The figures in Kharchenko’s pictures sometimes appear fantastical to the point of grotesqueness. This grotesqueness is necessary to undermine the beauty of the painting, because „if something is too beautiful, then it becomes monotonous“ (Yury Kharchenko). Ghostly dramas appear to develop within them, with heroes at their centre, whose membership of the human race could sometimes regarded as questionable. The images are populated by darkly clad shapes, spectres and the undead, the charred and emaciated, the dislocated and overstretched, but also by strange anthropomorphic forms, as well other equally unidentifiable, animal-like creatures. Sometimes they are dissolved to the point of total abstraction. Pictured in-between these are often objects which appear to come from a classic still-life repertoire – fruit peel, oranges, and drinking vessels, which can be read as references to Cezanne. Some of the forms also appear equally familiar. One closely resembles a traditional representation of Christ, and another image seems to reference „The Scream“ by Edvard Munch, and there are also heads – or dabs –which evoke Alexej von Jawlensky’s portraits.
Meanwhile, it is safe to say that Yury Kharchenko completely respectfully, yet fearlessly engages with the tradition of painting, particularly from the 19th century onwards. He not only gives clear indications of the extent of his craft in his images, but also in conversation.
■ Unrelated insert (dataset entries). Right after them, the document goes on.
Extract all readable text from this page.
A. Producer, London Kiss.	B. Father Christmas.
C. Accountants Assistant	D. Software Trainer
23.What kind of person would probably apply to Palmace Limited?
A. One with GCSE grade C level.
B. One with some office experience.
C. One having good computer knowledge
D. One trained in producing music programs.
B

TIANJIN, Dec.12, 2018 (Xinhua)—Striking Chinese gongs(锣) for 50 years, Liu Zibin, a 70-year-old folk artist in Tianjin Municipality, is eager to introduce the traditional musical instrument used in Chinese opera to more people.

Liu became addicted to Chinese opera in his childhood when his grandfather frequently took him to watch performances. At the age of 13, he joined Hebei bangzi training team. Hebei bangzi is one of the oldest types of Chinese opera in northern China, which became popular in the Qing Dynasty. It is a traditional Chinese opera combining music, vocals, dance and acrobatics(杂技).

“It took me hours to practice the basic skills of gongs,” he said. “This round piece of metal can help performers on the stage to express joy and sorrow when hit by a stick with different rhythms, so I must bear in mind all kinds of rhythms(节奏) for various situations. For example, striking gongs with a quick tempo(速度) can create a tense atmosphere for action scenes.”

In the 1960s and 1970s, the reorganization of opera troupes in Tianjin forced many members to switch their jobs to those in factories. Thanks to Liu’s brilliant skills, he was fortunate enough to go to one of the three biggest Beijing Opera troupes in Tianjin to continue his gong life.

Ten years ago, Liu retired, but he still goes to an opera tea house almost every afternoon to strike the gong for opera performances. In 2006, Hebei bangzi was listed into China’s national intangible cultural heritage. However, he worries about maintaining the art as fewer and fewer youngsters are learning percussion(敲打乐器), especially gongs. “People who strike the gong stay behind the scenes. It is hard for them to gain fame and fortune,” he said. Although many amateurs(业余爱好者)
He lists Picasso, Monet and the Surrealists as influences – the word ‚Example’ should be avoided here. Kharchenko also appears to be closely linked to recent art history, and regards some of his pictures as „transavantgarde,“ which can be easily understood as meaning that he and the Italian „Transavantguardia“ of the 1970s, are unified in their interest in symbolic coding, mythical figures and sages, as well as a deliberate poetic visual language.
More complicated however, is the frame of reference for the series of images „Hommage à Wrubel“, which is partly dedicated to the Russian Symbolist and acknowledged trailblazer of Russian Modernism, the painter Michail Alexandrovich Wrubel (1856 – 1910). The work also shares its title with one of Georg Baselitz’s early works, „Hommage à Wrubel – Michail Wrubel – 1911“ from 1963, a gloomy image of the exposed and vulnerable artist. For the reception and closer inspection of this series, it is important to know that Kharchenko did not paint it as a homage to Wrubel. It was actually some time after completing the first image „Tag,“ that Kharchenko became aware of its similarity to Wrubel’s work – „Flieder“ from 1840, and within it, an (unconscious) processing of the artistic influences from his homeland Russia, where he spent the first nine years of his life.
The images in the aforementioned series, which at the time of writing, remained unfinished, have significantly different themes, and incorporate painting techniques and formats to the (until now) much larger groups of “Verlaufsbilder”. This also applies to the large-format images of „Explosions,“ on which the artist has worked in a much more expressive way, using larger gestures, and a lighter palette, as well as experimenting with assemblage techniques.
Both groups of works represent a starting point on a path, which Yury Kharchenko must first test and explore. It is not yet clear what place they will take in his oeuvre. It is clear from these works, however, that Yury Kharchenko is determined, with deep conviction and concentrated perseverance, to find the synthesis from a kind of painting which has purposefully developed from a classical tradition, but which also arises in the consciousness of the contemporary context, with an eye on current and future developments.